Friday, August 30, 2019

Federal Highway Administration quietly files Final Notice in the Federal Register


See update below.

The Federal Highway Administration has quietly filed its Final Notice in the Federal Register, ending the National Environmental Protection Act (NEPA) documentation and starting a mandatory time limit on litigation related to the agency's decision to move forward with the Mobile River Bridge & Bayway Project.

The $2.1 billion plan to create a new route across the Mobile River and expand the Bayway hit a practical and financial barrier to construction earlier this month when local government officials voted nearly unanimously to remove it from their Transportation Improvement Plans (TIPs). Those votes made the plan ineligible for federal funding, effectively ending any realistic chance of building the deeply unpopular project.

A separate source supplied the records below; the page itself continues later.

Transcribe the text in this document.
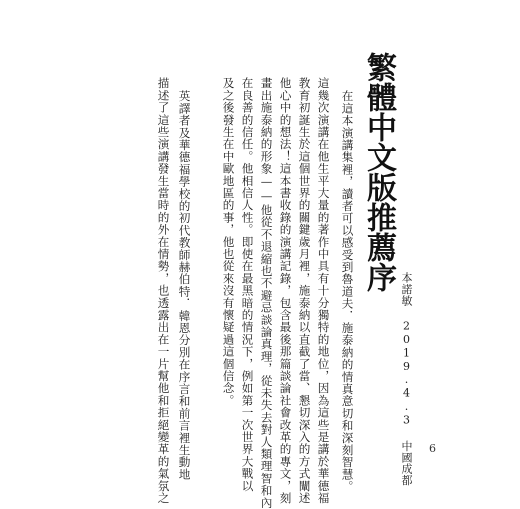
繁體中文版推薦序
在這本演講集裡，讀者可以感受到魯道夫．施泰納的情真意切和深刻智慧。
這幾次演講在他生平大量的著作中具有十分獨特的地位，因為這些是講於華德福
教育初誕生於這個世界的關鍵歲月裡，施泰納以直截了當、懇切深入的方式闡述
他心中的想法！這本書收錄的演講記錄，包含最後那篇談論社會改革的專文，刻
畫出施泰納的形象——他從不退縮也不避忌談論真理，從未失去對人類理智和內
在良善的信任。他相信人性。即使在最黑暗的情況下，例如第一次世界大戰以
及之後發生在中歐地區的事，他也從來沒有懷疑過這個信念。
英譯者及華德福學校的初代教師赫伯特．韓恩分別在序言和前言裡生動地
描述了這些演講發生當時的外在情勢，也透露出在一片幫他和拒絕變革的氣氛之	本諾敏 2019.4.3 中國成都 6
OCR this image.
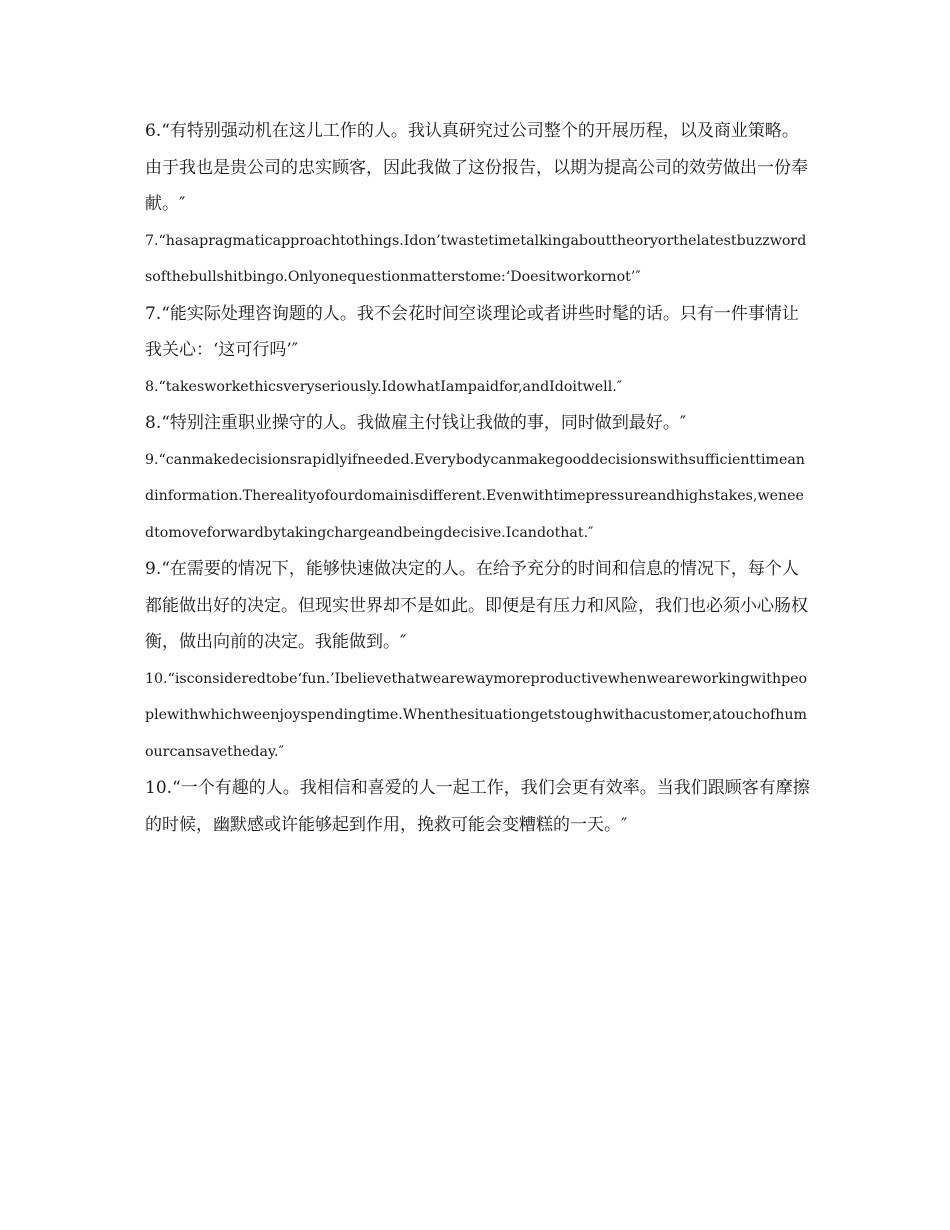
6.“有特别强动机在这儿工作的人。我认真研究过公司整个的开展历程，以及商业策略。由于我也是贵公司的忠实顾客，因此我做了这份报告，以期为提高公司的效劳做出一份奉献。″

7.“hasapragmaticapproachtothings.Idon’twastetimetalkingabouttheoryorthelatestbuzzwordsofthebullshitbingo.Onlyonequestionmatterstome:‘Doesitworkornot’″

7.“能实际处理咨询题的人。我不会花时间空谈理论或者讲些时髦的话。只有一件事情让我关心：‘这可行吗’″

8.“takesworkethicsveryseriously.IdowhatIampaidfor,andIdoitwell.″

8.“特别注重职业操守的人。我做雇主付钱让我做的事，同时做到最好。″

9.“canmakedecisionsrapidlyifneeded.Everybodycanmakegooddecisionswithsufficienttimeandinformation.Therealityofourdomainisdifferent.Evenwithtimepressureandhighstakes,weneedtomoveforwardbytakingchargeandbeingdecisive.Icandothat.″

9.“在需要的情况下，能够快速做决定的人。在给予充分的时间和信息的情况下，每个人都能做出好的决定。但现实世界却不是如此。即便是有压力和风险，我们也必须小心肠权衡，做出向前的决定。我能做到。″

10.“isconsideredtobe‘fun.’Ibelievethatwearewaymoreproductivewhenweareworkingwithpeoplewithwhichweenjoyspendingtime.Whenthesituationgetstoughwithacustomer,atouchofhumourcansavetheday.″

10.“一个有趣的人。我相信和喜爱的人一起工作，我们会更有效率。当我们跟顾客有摩擦的时候，幽默感或许能够起到作用，挽救可能会变糟糕的一天。″
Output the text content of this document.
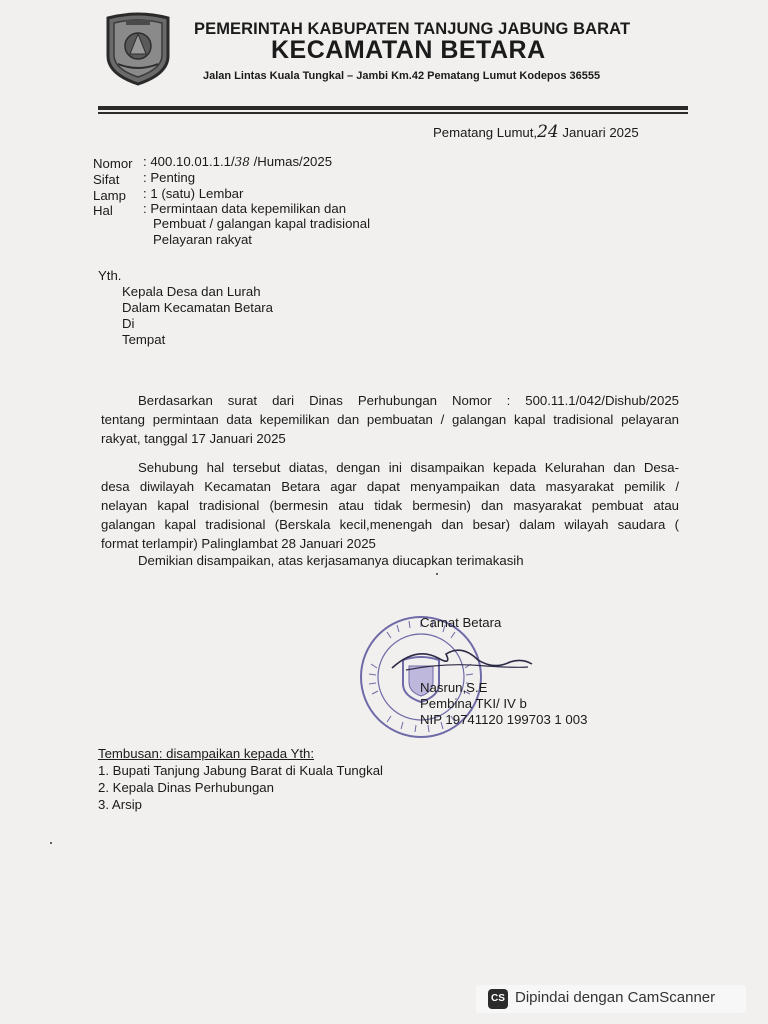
PEMERINTAH KABUPATEN TANJUNG JABUNG BARAT
KECAMATAN BETARA
Jalan Lintas Kuala Tungkal – Jambi Km.42 Pematang Lumut Kodepos 36555
Pematang Lumut,24 Januari 2025
Nomor : 400.10.01.1.1/38 /Humas/2025
Sifat : Penting
Lamp : 1 (satu) Lembar
Hal : Permintaan data kepemilikan dan
Pembuat / galangan kapal tradisional
Pelayaran rakyat
Yth.
Kepala Desa dan Lurah
Dalam Kecamatan Betara
Di
Tempat
Berdasarkan surat dari Dinas Perhubungan Nomor : 500.11.1/042/Dishub/2025
tentang permintaan data kepemilikan dan pembuatan / galangan kapal tradisional pelayaran
rakyat, tanggal 17 Januari 2025
Sehubung hal tersebut diatas, dengan ini disampaikan kepada Kelurahan dan Desa-
desa diwilayah Kecamatan Betara agar dapat menyampaikan data masyarakat pemilik /
nelayan kapal tradisional (bermesin atau tidak bermesin) dan masyarakat pembuat atau
galangan kapal tradisional (Berskala kecil,menengah dan besar) dalam wilayah saudara (
format terlampir) Palinglambat 28 Januari 2025
Demikian disampaikan, atas kerjasamanya diucapkan terimakasih
Camat Betara
Nasrun,S.E
Pembina TKI/ IV b
NIP 19741120 199703 1 003
Tembusan: disampaikan kepada Yth:
1. Bupati Tanjung Jabung Barat di Kuala Tungkal
2. Kepala Dinas Perhubungan
3. Arsip
CS Dipindai dengan CamScanner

From a NEPA perspective however, the project is not dead. Its status is better described as in stasis. It is a project that is approved, but according to the MAP-21 Act, cannot be built. Yet.
SUMMARY:
This notice announces actions taken by the FHWA that are final. The action relates to the proposed project to increase the capacity of Interstate Route 10 (I-10) by constructing a new six-lane bridge across the Mobile River and replacing the existing four-lane I-10 bridges across Mobile Bay with eight lanes above the 100-year storm elevation. The proposed project is located in Mobile and Baldwin Counties, Alabama. Those actions grant approvals for the project.
DATES:
By this notice, the FHWA is advising the public of final agency actions subject to 23 U.S.C. 139(l)(1). A claim seeking judicial review of the Federal agency actions on the project will be barred unless the claim is filed on or before January 27, 2020. If the Federal law that authorizes judicial review of a claim provides a time period of less than 150 days for filing such claim, then that shorter time period still applies.
So what does this mean for the project's opponents?

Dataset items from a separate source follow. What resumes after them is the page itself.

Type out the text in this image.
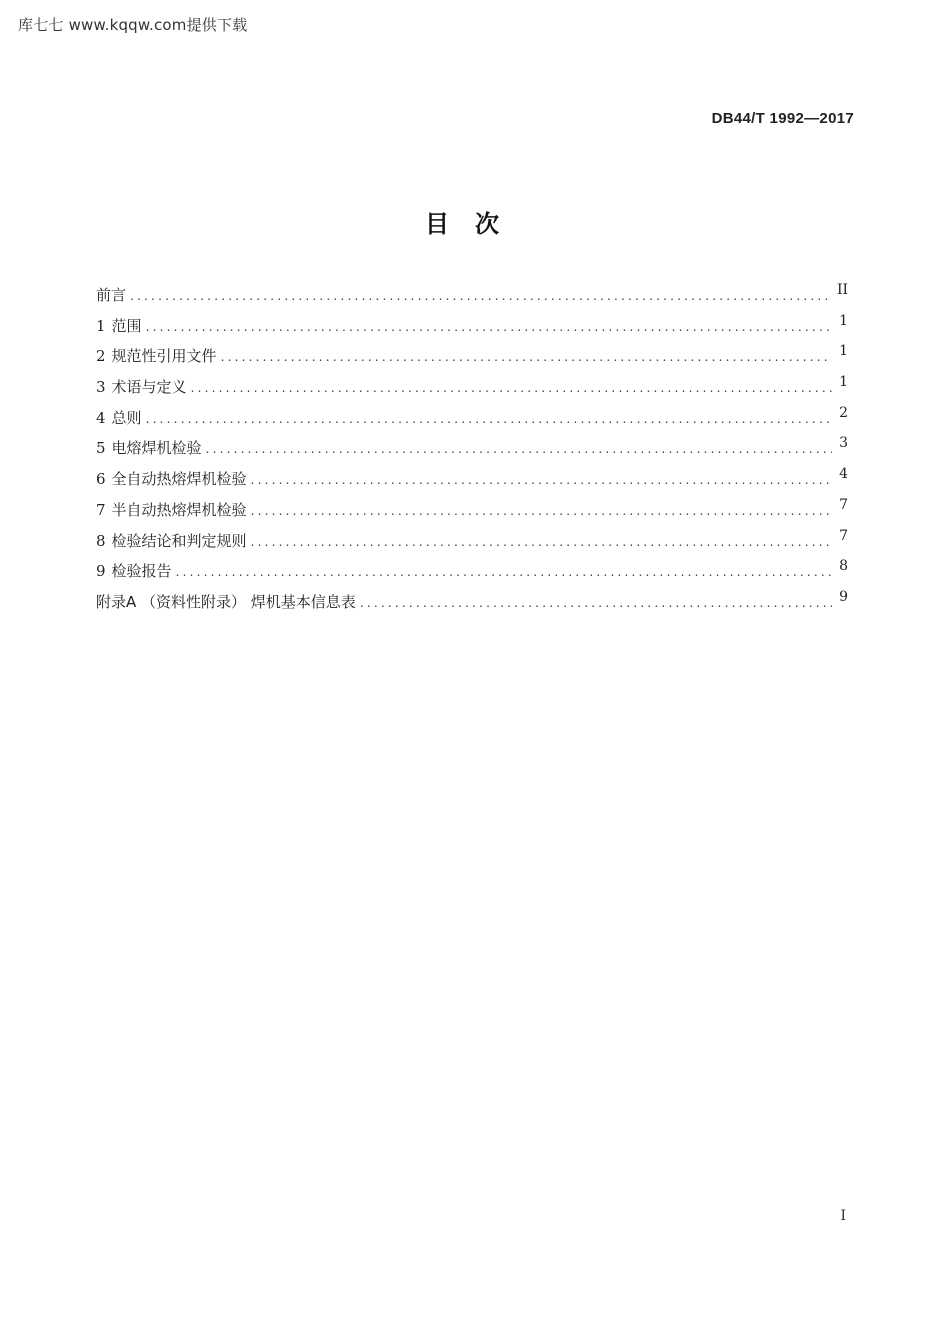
库七七 www.kqqw.com提供下载
DB44/T 1992—2017
目次
前言 .....	II
1 范围 .....	1
2 规范性引用文件 .....	1
3 术语与定义 .....	1
4 总则 .....	2
5 电熔焊机检验 .....	3
6 全自动热熔焊机检验 .....	4
7 半自动热熔焊机检验 .....	7
8 检验结论和判定规则 .....	7
9 检验报告 .....	8
附录A （资料性附录） 焊机基本信息表 .....	9
I
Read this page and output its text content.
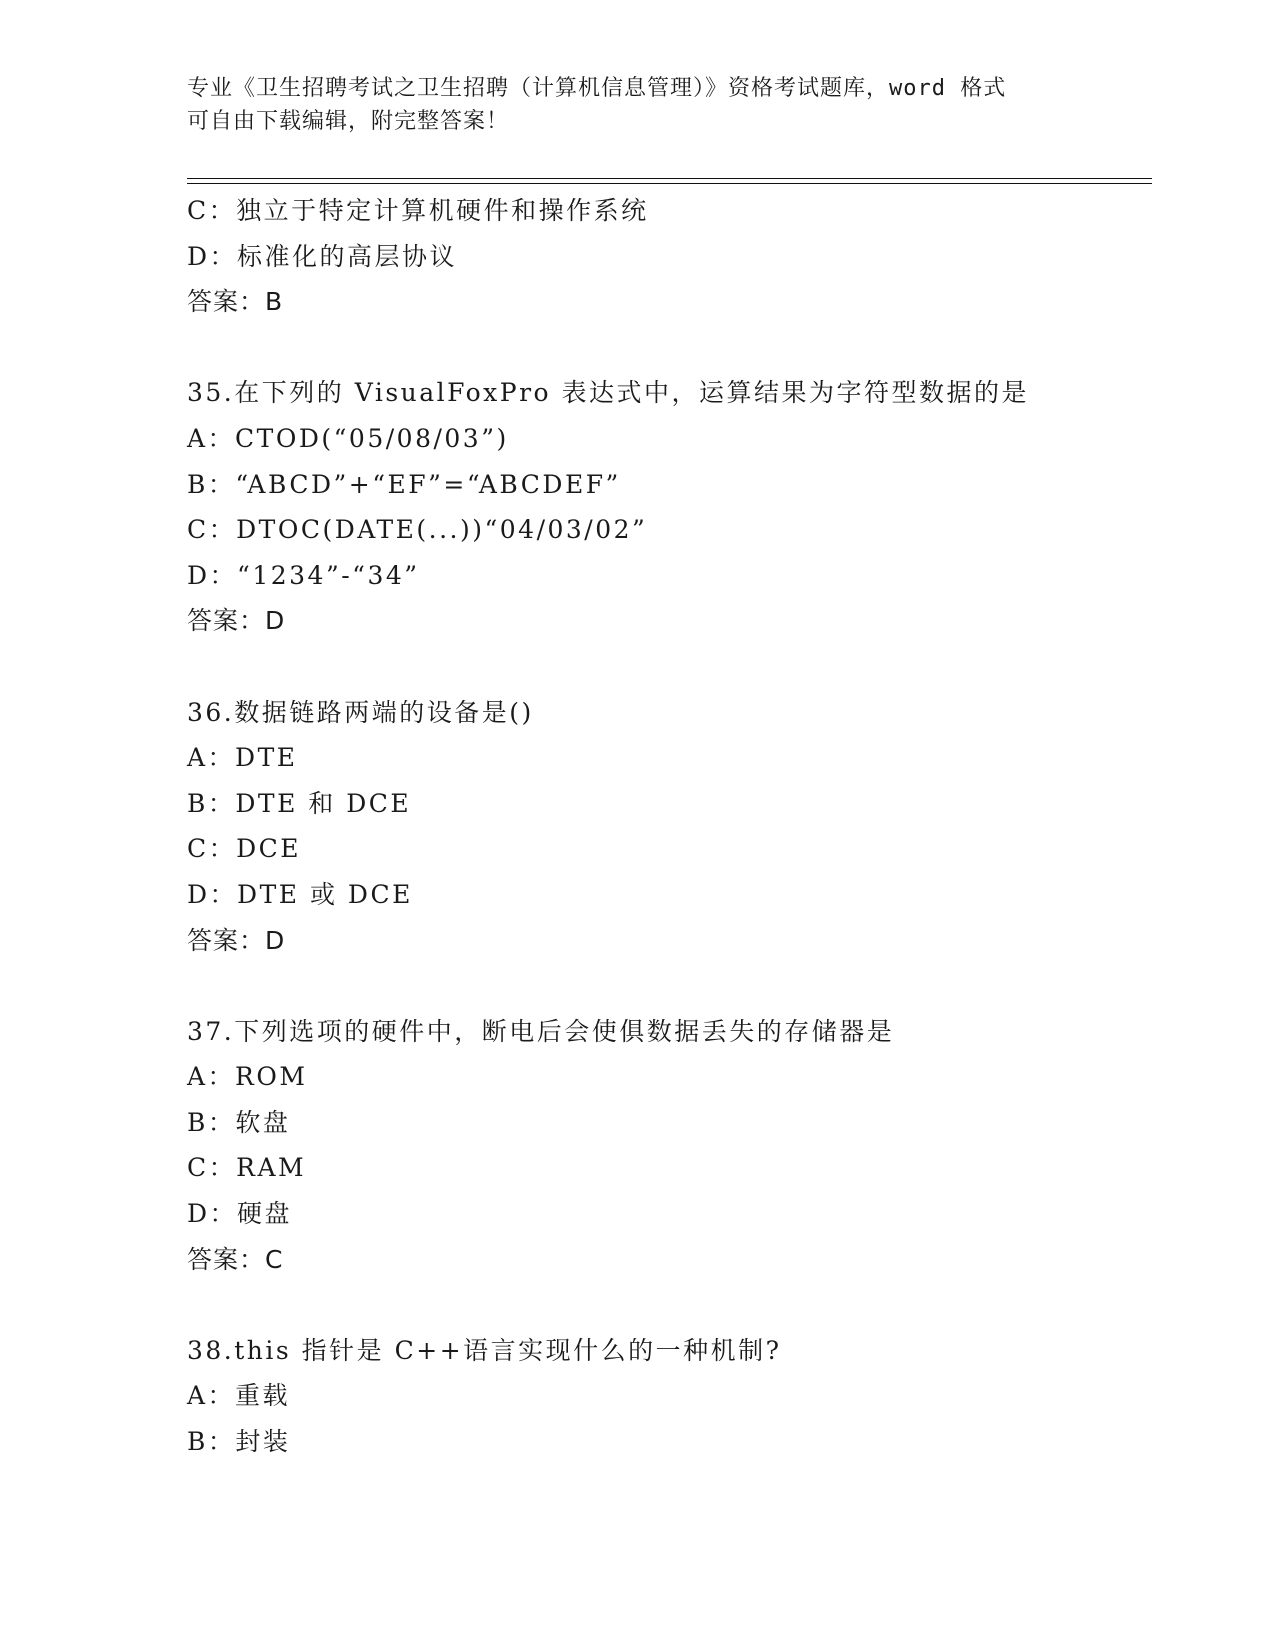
专业《卫生招聘考试之卫生招聘（计算机信息管理）》资格考试题库，word 格式
可自由下载编辑，附完整答案！
C：独立于特定计算机硬件和操作系统
D：标准化的高层协议
答案：B
35.在下列的 VisualFoxPro 表达式中，运算结果为字符型数据的是
A：CTOD(“05/08/03”)
B：“ABCD”+“EF”=“ABCDEF”
C：DTOC(DATE(...))“04/03/02”
D：“1234”-“34”
答案：D
36.数据链路两端的设备是()
A：DTE
B：DTE 和 DCE
C：DCE
D：DTE 或 DCE
答案：D
37.下列选项的硬件中，断电后会使俱数据丢失的存储器是
A：ROM
B：软盘
C：RAM
D：硬盘
答案：C
38.this 指针是 C++语言实现什么的一种机制?
A：重载
B：封装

It means that if opponents have a cause to challenge FHWA's determination that the NEPA process for moving ahead with project has been satisfied, now is the time to make it official and begin your litigation process. File your notice, file your suit, whatever legal counsel tells you to do.

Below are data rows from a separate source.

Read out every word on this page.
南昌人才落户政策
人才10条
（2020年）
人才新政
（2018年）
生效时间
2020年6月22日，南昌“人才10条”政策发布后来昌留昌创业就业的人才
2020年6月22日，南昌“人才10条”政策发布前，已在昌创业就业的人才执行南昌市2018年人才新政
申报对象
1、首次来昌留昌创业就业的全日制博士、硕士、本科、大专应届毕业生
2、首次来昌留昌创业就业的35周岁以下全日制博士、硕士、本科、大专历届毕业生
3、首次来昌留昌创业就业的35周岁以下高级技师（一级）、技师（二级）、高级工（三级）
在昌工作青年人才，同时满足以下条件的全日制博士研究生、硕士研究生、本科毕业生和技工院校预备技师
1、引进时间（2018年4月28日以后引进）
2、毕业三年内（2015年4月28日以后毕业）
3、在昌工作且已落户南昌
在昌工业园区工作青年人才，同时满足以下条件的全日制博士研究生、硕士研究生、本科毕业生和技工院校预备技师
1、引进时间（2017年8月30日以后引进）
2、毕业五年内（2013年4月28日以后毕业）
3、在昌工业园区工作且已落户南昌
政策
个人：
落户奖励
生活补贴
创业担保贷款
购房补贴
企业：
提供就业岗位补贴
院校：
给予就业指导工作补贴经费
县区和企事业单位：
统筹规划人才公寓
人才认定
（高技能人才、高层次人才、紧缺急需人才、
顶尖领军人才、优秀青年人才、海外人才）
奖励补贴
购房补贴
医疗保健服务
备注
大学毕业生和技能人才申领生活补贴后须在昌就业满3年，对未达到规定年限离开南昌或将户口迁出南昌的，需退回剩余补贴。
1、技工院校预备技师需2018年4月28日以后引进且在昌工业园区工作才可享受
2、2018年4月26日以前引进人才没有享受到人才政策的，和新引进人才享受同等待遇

Please note the last sentence in the quoted text above. It says that if a shorter clock exists, that shorter clock applies. In keeping with FHWA and ALDOT practice with this project, they ain't saying if a shorter clock exists or when it might run out. As usual, dear peasant public person, it's on you to figure it out.

What could go wrong? The two MPO's could have a change of heart after the litigation clock runs out and put the project back in their TIPs. The state could then put it back in their STIP, and the public would have no legal recourse to stop it.

This blog has always maintained that NEPA was the project's greatest weakness.

Perhaps not coincidentally, the amount of information available on the project website's documents section at www.mobileriverbridge.com has been greatly abbreviated.

Update: A friend of the blog advises me that taking this step just covers FHWA from trouble for not completing the process. She also surmises that talks between FHWA, ALDOT and local officials could produce an alternative that satisfies the local "red line" of no tolls. This filing removes the chance that the new alternative falls afoul of NEPA procedure. Fair enough.

Could such discussions be underway? I won't speculate.

Update II: The old www.mobileriverbridge.com site's documents section is back.